‘Instrumental’, 2016-2017

It had all started with @SAPoliceService, the South African Police Service (SAPS) Twitter feed.

South Africa’s rampant crime and SAPS’s notoriously poor operational record has translated into a lack of faith, mistrust and real anger amongst the communities it serves, fuelled by negative media reports.

We became interested in how SAPS seemed to be using social media to ‘evidence’ their activities and successes, including seizures of illegal products and arrests, honouring officers and promotion of community policing initiatives; and also seek information about criminal activities; with peculiar effects. As the screenshots below show, the SAPS tweets that caught our attention are often accompanied by a supporting visual image of the individual, location and/or object in question. They seems to want to offer, or at least point to, a reliable (if not properly forensic) piece of communication.

However, the images used to represent these events or appeals often lack saliency, which Twitter’s inherently truncated communication style only aggravates. Instead of offering incontrovertible evidence of an event, they invite assumption and inference. But how could they not, regardless of what we might demand of such images? For us, @SAPoliceService on Twitter became a touchstone for addressing the truth-effects of images, language and context.

The interface

Instrumental user interface, first iteration

Conceptually, the original iteration of Instrumental presents a user-driven interpretation of data drawn from an individual body within, and framed as, a site of effective and affective power.

It exploits two Watson IBM Application Programming Interfaces (APIs): IBM Watson Language Alchemy, which analyses semantic tone and structure in language; and IBM Visual Recognition, which recognises faces and classifies objects.

Using the data mining capacity of these APIs, Instrumental downloads and stores text and image associated with the @SAPoliceService handle, as well as geolocation data derived from wherever the work is installed.

It uses this data to synthesize a series of tones.

When a user steps in front of the webcam, their face is mapped with a series of dots. These represent distances between detected facial tracking points.

As the user produces different facial expressions, the distances between the points shift, modulating the tones.

This ‘face space’ data in turn generates a series of locations on the map image, drawn out from the original geolocation.

The user can then moderate a set of variables for their ‘fitness,’ in other words, how they match with their experience or desire.

These variables – Anger, Disgust, Fear, Joy and Sadness – correspond to the hypothetical ‘universal’ facial expressions advanced in cognitive psychology.

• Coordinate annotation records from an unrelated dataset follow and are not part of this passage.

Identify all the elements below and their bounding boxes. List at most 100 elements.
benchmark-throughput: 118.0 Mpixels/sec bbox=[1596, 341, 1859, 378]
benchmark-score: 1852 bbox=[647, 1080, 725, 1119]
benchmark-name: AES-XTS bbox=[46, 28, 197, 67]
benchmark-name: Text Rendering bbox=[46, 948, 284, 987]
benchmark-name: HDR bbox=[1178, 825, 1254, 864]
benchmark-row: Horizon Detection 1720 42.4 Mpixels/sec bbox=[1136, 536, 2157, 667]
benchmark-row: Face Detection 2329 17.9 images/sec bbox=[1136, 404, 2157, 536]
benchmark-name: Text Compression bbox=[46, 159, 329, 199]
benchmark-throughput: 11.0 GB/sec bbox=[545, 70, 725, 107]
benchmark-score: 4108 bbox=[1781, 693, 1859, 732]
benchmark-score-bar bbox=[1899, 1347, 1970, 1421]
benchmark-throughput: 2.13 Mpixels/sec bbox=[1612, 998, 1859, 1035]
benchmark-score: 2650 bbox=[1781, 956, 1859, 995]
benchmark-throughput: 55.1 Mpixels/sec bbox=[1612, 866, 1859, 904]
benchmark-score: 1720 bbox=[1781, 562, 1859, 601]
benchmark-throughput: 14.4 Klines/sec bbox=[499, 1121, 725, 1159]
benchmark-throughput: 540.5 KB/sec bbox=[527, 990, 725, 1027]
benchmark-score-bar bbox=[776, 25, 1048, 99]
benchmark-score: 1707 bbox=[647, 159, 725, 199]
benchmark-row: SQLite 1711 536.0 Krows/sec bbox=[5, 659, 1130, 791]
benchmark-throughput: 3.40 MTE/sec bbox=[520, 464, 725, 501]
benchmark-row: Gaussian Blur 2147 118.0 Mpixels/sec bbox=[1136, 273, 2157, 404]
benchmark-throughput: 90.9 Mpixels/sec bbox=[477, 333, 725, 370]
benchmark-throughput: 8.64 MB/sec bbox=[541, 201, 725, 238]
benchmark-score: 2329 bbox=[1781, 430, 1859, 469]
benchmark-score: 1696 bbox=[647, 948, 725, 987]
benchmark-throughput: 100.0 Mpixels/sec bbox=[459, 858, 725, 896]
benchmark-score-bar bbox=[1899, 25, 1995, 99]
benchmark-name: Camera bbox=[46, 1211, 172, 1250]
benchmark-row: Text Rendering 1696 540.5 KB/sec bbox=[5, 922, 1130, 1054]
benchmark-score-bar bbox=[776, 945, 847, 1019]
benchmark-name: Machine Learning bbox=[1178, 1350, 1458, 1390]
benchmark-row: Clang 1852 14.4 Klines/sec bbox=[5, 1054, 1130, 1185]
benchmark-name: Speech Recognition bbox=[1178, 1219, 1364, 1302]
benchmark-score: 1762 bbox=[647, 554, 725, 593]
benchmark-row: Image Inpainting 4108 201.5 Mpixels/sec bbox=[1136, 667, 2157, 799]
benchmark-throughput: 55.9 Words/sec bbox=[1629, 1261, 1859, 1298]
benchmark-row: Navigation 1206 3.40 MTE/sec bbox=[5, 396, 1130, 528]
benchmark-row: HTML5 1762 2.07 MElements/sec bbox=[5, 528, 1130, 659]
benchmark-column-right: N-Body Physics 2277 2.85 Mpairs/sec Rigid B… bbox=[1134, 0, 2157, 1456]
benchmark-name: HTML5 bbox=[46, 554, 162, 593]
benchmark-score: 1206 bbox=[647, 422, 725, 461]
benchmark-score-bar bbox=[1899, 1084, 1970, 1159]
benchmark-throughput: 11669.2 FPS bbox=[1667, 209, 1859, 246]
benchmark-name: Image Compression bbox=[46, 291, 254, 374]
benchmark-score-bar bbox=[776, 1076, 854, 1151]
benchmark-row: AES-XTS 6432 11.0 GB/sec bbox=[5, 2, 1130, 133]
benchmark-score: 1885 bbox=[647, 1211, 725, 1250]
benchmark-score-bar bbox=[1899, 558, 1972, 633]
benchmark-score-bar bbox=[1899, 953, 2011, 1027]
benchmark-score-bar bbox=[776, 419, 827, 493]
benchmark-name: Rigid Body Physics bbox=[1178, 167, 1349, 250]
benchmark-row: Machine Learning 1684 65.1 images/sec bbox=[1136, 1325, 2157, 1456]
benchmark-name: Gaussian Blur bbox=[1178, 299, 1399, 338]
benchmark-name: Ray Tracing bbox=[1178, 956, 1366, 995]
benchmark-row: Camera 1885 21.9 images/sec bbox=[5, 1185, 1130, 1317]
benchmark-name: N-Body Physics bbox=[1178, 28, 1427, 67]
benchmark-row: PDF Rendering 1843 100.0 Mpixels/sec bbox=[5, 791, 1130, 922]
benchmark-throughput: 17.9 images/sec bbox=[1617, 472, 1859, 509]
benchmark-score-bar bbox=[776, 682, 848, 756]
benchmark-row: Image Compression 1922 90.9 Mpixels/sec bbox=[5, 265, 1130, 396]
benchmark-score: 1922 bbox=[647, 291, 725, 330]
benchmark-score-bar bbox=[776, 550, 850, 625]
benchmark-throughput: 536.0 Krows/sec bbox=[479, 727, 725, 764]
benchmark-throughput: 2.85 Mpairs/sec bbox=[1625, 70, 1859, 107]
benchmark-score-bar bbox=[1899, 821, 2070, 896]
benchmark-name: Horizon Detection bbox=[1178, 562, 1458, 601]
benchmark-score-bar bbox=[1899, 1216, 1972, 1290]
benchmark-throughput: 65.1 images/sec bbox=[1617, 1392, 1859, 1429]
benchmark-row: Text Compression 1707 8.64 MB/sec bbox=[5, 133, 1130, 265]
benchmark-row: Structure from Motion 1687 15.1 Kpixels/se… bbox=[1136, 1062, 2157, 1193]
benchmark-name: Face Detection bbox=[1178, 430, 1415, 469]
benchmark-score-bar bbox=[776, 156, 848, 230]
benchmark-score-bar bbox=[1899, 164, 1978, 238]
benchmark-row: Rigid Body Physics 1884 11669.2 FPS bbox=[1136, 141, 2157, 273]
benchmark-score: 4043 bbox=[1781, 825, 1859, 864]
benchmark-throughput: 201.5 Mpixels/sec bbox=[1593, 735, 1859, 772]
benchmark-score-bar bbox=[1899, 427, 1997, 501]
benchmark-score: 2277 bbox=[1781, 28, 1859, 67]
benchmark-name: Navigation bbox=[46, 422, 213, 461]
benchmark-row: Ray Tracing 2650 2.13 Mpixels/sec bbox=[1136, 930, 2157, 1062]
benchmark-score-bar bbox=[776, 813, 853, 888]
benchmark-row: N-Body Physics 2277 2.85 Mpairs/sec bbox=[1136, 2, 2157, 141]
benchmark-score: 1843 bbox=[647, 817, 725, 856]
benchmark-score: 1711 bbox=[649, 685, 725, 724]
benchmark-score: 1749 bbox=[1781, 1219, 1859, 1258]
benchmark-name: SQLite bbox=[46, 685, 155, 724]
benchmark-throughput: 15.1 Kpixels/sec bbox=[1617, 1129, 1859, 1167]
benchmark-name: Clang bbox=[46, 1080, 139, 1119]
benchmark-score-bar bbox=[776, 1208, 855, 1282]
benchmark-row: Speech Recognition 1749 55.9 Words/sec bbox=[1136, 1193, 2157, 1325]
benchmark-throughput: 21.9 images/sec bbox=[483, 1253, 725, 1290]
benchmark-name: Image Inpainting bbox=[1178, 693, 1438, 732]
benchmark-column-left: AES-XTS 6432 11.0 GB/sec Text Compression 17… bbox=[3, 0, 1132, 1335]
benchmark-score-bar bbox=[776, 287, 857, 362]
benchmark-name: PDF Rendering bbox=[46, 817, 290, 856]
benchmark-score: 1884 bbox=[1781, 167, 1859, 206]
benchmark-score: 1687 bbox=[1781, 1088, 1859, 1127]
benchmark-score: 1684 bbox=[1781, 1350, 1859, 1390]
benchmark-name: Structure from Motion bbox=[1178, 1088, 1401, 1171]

These form the basis of an analytical framework known as FACS, or the Facial Action Coding System.

In application, these are often used to quantify emotional expression, including in non-verbal subjects.

Based on the user’s evaluation of these variables, the tonal feedback is customized to their specific interaction, reflecting their involvement in shaping this data.

But on reflection…

Instrumental was intended to be a meditation on the face as interface, taking in a complex scene of both visible and invisible data and delivering back a visually pr√©cis’d and arcane interface of dots, lines and aural tones that is also specific to its user, and the duration of a real-time experience.

For us, it functioned a multimedia Claude Glass, or original ‘black mirror’ (the series is great too), a dark, reflective surface that presents the world as tonal gradations versus high-definition, technicolour detail.

Embodying processes of memory and recall – those processes fundamental to being a reliable witness – a user’s ‘composition’ is not recorded; it cannot be retrieved and re-experienced.

The initial project (2016-2017) attempted to distill many ideas, images, observations and frustrations we had and continue to encounter into an actionable interactive work; a machine that could translate the problems of algorithmic culture for human sensibilities.

Face Theremin (2019) An interactive website that converts algorithmically detectable facial emotions into audible tones.

It has become apparent to us that we needed to reframe the project as an ongoing endeavour. A space that would allow us to keep record of more recent iterations of the project – attempts to tease out the threads that had led to the initial project into simpler experiments, like the Face Theremin, illustrated here. A space that could become a kind of archive of everything that informed our thinking about it, as well as new images and ideas that resonate with our research interests. It is our hope that this will not only allow us to make new connections between these various things over time, but also function as a resource for anyone who might be interested in this area.

In a very real sense we want the online project to function as an instrument (idea and/or object) through which one accomplishes an action; a sort of holding space for agency that also becomes enabling for others in the process.